Each of the lightning-rod articles that [discussed the opt-out 'revolution] (Linda Hirshman’s in 2005 and 2008, Anne-Marie Slaughter’s in 2012) was primarily about what women are saying no to: women who don’t want to do what it takes; women who can’t have it all; women who are letting their careers slide; women who are walking away. These are all articles about the demands of the workplace, not the joys of the home, chronicling why women are pushed out, not pulled in. This implied lack of agency is probably why women on all sides of this debate tend to get so defensive—think Sex and the City’s Charlotte screaming, “I choose my choice! I choose my choice!” ...

Still, these women are not exactly CEOs or congresswomen, and the number of women at the top of the professional world is still dismal. Feminism, many argue, has not gone far enough. But to hear many of the new domestics tell the tale, feminism has gone too far. In nearly every arena, second-wave feminists come in for some of the blame.
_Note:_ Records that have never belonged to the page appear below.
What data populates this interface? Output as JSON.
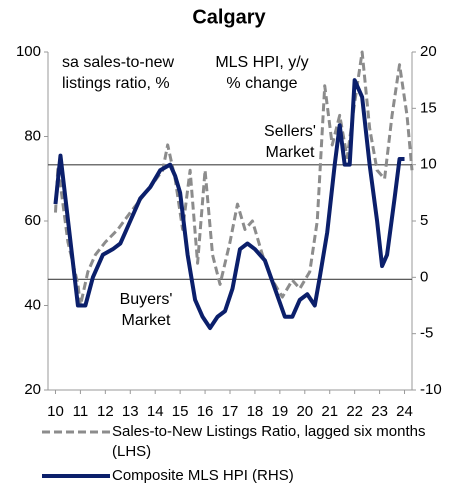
{
  "chart_data": {
    "type": "line",
    "title": "Calgary",
    "xticks": [
      10,
      11,
      12,
      13,
      14,
      15,
      16,
      17,
      18,
      19,
      20,
      21,
      22,
      23,
      24
    ],
    "xlim": [
      9.7,
      24.3
    ],
    "ylim": [
      20,
      100
    ],
    "yticks": [
      20,
      40,
      60,
      80,
      100
    ],
    "y2lim": [
      -10,
      20
    ],
    "y2ticks": [
      -10,
      -5,
      0,
      5,
      10,
      15,
      20
    ],
    "hlines": [
      73.3,
      46.2
    ],
    "annotations": [
      {
        "lines": [
          "sa sales-to-new",
          "listings ratio, %"
        ]
      },
      {
        "lines": [
          "MLS HPI, y/y",
          "% change"
        ]
      },
      {
        "lines": [
          "Sellers'",
          "Market"
        ]
      },
      {
        "lines": [
          "Buyers'",
          "Market"
        ]
      }
    ],
    "series": [
      {
        "name": "Sales-to-New Listings Ratio, lagged six months (LHS)",
        "color": "#8c8c8c",
        "dashed": true,
        "x": [
          10.0,
          10.1,
          10.5,
          10.9,
          11.0,
          11.3,
          11.6,
          12.0,
          12.5,
          13.0,
          13.4,
          13.8,
          14.3,
          14.5,
          14.8,
          15.1,
          15.4,
          15.7,
          16.0,
          16.3,
          16.6,
          17.0,
          17.3,
          17.6,
          17.9,
          18.3,
          18.7,
          19.1,
          19.5,
          19.8,
          20.2,
          20.5,
          20.8,
          21.1,
          21.4,
          21.7,
          22.0,
          22.3,
          22.6,
          22.9,
          23.2,
          23.5,
          23.8,
          24.1,
          24.3
        ],
        "values": [
          62,
          73,
          55,
          45,
          40,
          48,
          52,
          55,
          58,
          62,
          65,
          68,
          72,
          78,
          70,
          58,
          72,
          50,
          72,
          52,
          45,
          55,
          64,
          58,
          60,
          52,
          46,
          42,
          46,
          44,
          48,
          60,
          92,
          78,
          85,
          75,
          88,
          100,
          82,
          72,
          70,
          85,
          97,
          85,
          72
        ]
      },
      {
        "name": "Composite MLS HPI (RHS)",
        "color": "#0b1f6b",
        "axis": "y2",
        "x": [
          10.0,
          10.2,
          10.9,
          11.2,
          11.5,
          11.9,
          12.3,
          12.6,
          13.0,
          13.4,
          13.8,
          14.2,
          14.6,
          14.8,
          15.0,
          15.3,
          15.6,
          15.9,
          16.2,
          16.5,
          16.8,
          17.1,
          17.4,
          17.7,
          18.0,
          18.4,
          18.8,
          19.2,
          19.5,
          19.8,
          20.1,
          20.4,
          20.6,
          20.9,
          21.2,
          21.4,
          21.6,
          21.8,
          22.0,
          22.3,
          22.6,
          22.9,
          23.1,
          23.3,
          23.6,
          23.8,
          24.0
        ],
        "values": [
          6.5,
          10.8,
          -2.5,
          -2.5,
          0,
          2,
          2.5,
          3,
          5,
          7,
          8,
          9.5,
          10,
          9,
          7.5,
          2,
          -2,
          -3.5,
          -4.5,
          -3.5,
          -3,
          -1,
          2.5,
          3,
          2.5,
          1.5,
          -1,
          -3.5,
          -3.5,
          -2,
          -1.5,
          -2.5,
          0,
          4,
          10,
          13.5,
          10,
          10,
          17.5,
          16,
          10,
          5,
          1,
          2,
          7,
          10.5,
          10.5
        ]
      }
    ]
  }
}
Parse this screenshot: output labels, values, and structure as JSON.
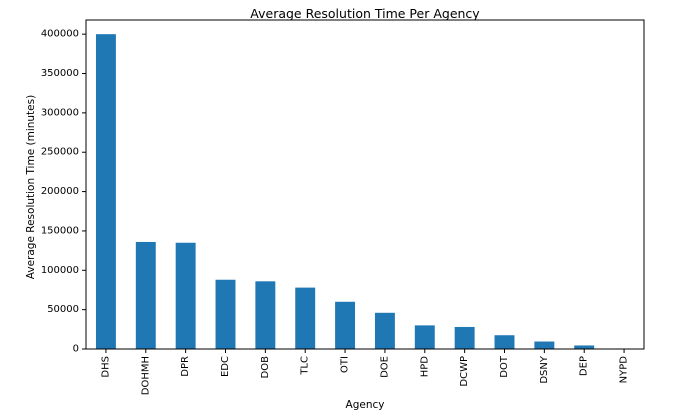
{
  "chart_data": {
    "type": "bar",
    "title": "Average Resolution Time Per Agency",
    "xlabel": "Agency",
    "ylabel": "Average Resolution Time (minutes)",
    "categories": [
      "DHS",
      "DOHMH",
      "DPR",
      "EDC",
      "DOB",
      "TLC",
      "OTI",
      "DOE",
      "HPD",
      "DCWP",
      "DOT",
      "DSNY",
      "DEP",
      "NYPD"
    ],
    "values": [
      400000,
      136000,
      135000,
      88000,
      86000,
      78000,
      60000,
      46000,
      30000,
      28000,
      17500,
      9500,
      4500,
      200
    ],
    "ylim": [
      0,
      418000
    ],
    "yticks": [
      0,
      50000,
      100000,
      150000,
      200000,
      250000,
      300000,
      350000,
      400000
    ],
    "grid": false,
    "legend": "none",
    "bar_color": "#1f77b4"
  }
}
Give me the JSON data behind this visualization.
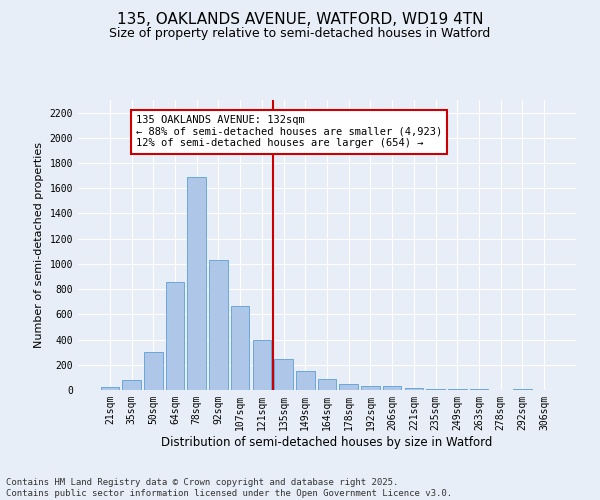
{
  "title": "135, OAKLANDS AVENUE, WATFORD, WD19 4TN",
  "subtitle": "Size of property relative to semi-detached houses in Watford",
  "xlabel": "Distribution of semi-detached houses by size in Watford",
  "ylabel": "Number of semi-detached properties",
  "categories": [
    "21sqm",
    "35sqm",
    "50sqm",
    "64sqm",
    "78sqm",
    "92sqm",
    "107sqm",
    "121sqm",
    "135sqm",
    "149sqm",
    "164sqm",
    "178sqm",
    "192sqm",
    "206sqm",
    "221sqm",
    "235sqm",
    "249sqm",
    "263sqm",
    "278sqm",
    "292sqm",
    "306sqm"
  ],
  "values": [
    20,
    80,
    305,
    860,
    1690,
    1035,
    670,
    400,
    245,
    150,
    85,
    45,
    35,
    30,
    15,
    10,
    5,
    5,
    3,
    5,
    2
  ],
  "bar_color": "#aec6e8",
  "bar_edge_color": "#5a9fd4",
  "vline_index": 8,
  "vline_color": "#cc0000",
  "annotation_text": "135 OAKLANDS AVENUE: 132sqm\n← 88% of semi-detached houses are smaller (4,923)\n12% of semi-detached houses are larger (654) →",
  "annotation_box_color": "#ffffff",
  "annotation_box_edge": "#cc0000",
  "ylim": [
    0,
    2300
  ],
  "yticks": [
    0,
    200,
    400,
    600,
    800,
    1000,
    1200,
    1400,
    1600,
    1800,
    2000,
    2200
  ],
  "bg_color": "#e8eef7",
  "grid_color": "#ffffff",
  "footer": "Contains HM Land Registry data © Crown copyright and database right 2025.\nContains public sector information licensed under the Open Government Licence v3.0.",
  "title_fontsize": 11,
  "subtitle_fontsize": 9,
  "xlabel_fontsize": 8.5,
  "ylabel_fontsize": 8,
  "tick_fontsize": 7,
  "annotation_fontsize": 7.5,
  "footer_fontsize": 6.5
}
They stand accused of pushing women into the workforce but failed to break the glass ceiling or ensure paid family leave. They’re charged with devaluing domestic skills like cooking to the point where we all got fat on fast food. But feminists “did not invent the two-career family,” Matchar points out. “The economy did that.”

As a woman in a traditionally male-dominated field, I care about breaking the stained-glass ceiling. And as a part-time writer, I like being here when the girls get home from school and being able to chaperone their field trips. So I toggle between all kind of contradictions and negotiations. Sounds like an intriguing book.


Have a great weekend, everyone! We are going to see American Utopias at Woolly Mammoth Theater, in between shuttling kids to birthday parties. And you?